The case of the rate-of-rise curves is more demanding than the basic temperature curves. The rate-of-rise curve (called DeltaET/BT in Artisan) of another curve (here BT/ET) is mathematically the first derivation. In a time-discrete situation as with roast logging the rate-of-rise DeltaBT_0 of a curve BT_0 at t_0 is computed as DeltaBT_0 = (BT_0 - BT_-1) / (t_0 - t_-1). Again, one can see here that this computation takes the past into account, but not the future. In a live situation the corresponding time lag is again not avoidable. In a static computation one could avoid that by taking also BT_1/t_1 into account. Moreover, if the delta between t_0 and t_-1 get's too small compared to the temperature delta the resulting signal tends to fluctuate a lot.
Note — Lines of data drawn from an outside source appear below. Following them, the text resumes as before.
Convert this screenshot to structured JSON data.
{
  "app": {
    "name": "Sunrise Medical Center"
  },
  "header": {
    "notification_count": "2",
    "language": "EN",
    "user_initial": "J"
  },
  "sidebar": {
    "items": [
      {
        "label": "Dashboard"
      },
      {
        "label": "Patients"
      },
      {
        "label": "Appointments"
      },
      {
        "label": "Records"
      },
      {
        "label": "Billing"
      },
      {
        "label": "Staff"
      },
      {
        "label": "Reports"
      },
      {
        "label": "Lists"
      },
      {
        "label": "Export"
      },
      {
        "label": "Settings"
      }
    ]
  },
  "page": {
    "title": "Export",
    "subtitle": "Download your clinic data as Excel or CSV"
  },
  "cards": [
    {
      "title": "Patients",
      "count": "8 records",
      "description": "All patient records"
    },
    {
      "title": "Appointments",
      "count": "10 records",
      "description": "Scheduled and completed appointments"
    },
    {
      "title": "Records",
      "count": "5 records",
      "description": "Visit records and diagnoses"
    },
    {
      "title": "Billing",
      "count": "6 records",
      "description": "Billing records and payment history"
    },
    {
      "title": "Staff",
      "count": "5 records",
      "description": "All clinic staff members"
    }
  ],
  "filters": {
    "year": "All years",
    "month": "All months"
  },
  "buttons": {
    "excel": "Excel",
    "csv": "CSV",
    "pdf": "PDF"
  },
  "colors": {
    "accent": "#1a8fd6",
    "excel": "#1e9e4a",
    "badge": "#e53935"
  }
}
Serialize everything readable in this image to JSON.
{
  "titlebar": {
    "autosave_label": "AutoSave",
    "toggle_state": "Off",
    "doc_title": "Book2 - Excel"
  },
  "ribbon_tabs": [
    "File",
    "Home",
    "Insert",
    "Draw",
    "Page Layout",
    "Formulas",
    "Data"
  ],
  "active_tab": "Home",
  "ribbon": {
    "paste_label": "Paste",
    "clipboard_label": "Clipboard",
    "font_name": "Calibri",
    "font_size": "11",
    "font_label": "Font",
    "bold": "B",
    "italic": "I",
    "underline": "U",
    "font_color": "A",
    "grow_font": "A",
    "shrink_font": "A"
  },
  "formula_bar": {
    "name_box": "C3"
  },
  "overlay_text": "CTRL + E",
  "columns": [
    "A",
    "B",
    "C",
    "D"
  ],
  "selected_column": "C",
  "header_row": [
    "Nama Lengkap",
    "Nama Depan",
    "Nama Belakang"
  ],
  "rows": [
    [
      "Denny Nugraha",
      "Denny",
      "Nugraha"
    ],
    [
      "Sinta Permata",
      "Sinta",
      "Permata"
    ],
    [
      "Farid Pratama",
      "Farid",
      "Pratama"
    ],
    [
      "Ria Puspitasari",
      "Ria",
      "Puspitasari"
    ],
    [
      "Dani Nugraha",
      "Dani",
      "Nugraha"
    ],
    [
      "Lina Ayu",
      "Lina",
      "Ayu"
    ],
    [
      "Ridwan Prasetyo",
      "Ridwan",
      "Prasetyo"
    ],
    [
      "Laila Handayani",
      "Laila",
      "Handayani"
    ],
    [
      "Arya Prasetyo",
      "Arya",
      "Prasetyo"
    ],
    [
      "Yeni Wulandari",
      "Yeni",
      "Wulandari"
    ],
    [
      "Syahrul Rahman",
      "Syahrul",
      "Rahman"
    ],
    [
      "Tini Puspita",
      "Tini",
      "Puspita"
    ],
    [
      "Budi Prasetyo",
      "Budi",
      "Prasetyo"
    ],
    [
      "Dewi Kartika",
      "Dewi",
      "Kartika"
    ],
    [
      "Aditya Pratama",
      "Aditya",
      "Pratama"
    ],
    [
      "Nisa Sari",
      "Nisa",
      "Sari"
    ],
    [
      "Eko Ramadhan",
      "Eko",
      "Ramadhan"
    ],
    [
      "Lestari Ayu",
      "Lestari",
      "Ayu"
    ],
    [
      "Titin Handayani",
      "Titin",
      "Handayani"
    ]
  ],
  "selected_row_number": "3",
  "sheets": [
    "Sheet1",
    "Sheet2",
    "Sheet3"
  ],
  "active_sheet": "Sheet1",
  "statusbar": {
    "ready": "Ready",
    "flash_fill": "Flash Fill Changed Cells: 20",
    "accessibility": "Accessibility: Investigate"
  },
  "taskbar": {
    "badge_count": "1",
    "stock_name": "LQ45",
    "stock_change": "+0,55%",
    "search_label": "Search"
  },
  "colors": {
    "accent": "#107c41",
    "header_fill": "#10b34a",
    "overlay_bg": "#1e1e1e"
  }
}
This hints to take a larger sampling interval to achieve a smoother RoR curve. Further, the smoother the underlying curve (here BT) is the smoother will the RoR curve is. Therefore, the RoR is usually computed from a smoothed BT curve. Therefore, a larger smoothing applied to the BT curve in Artisan results in a smoother RoR curve. However, due to its amplifying nature this smoothing is not enough and one has usually to smooth the raw RoR curve additionally to make the resulting curve useful. That is done in Artisan and the amount of that additional smoothing can be controlled by the user. Note that all predictions done by Artisan (like the phases LCDs prediction of the DE or FCs times, as well as the projection lines) are based on the smoothed RoR values.


Based on the above, the suggestions to minimize the information lose and time shift but end up with some useful data are to apply smoothing (=noise reduction) as early as possible in the processing chain. Use probes that are not too fast (in contrast to the suggestions one reads all over), use a meter that does smoothing well, select a large enough sampling interval (5s are more than enough to my experience not to miss out on important developments), apply smoothing to the ET/BT curves in the logging app and if needed apply additional smoothing to the RoR curves. As the hard- and software setups used for roast logging out there are quite diverse, settings are different from case to case and have to be adjustable all over the chain. In the end one has to balance accuracy with usefulness. An overly "accurate" reading is useless in a cloud of noise. A nice smoothed curve is useless if the time lag is too large to drive successfully control decision (like changing air-flow) that avoid overshooting.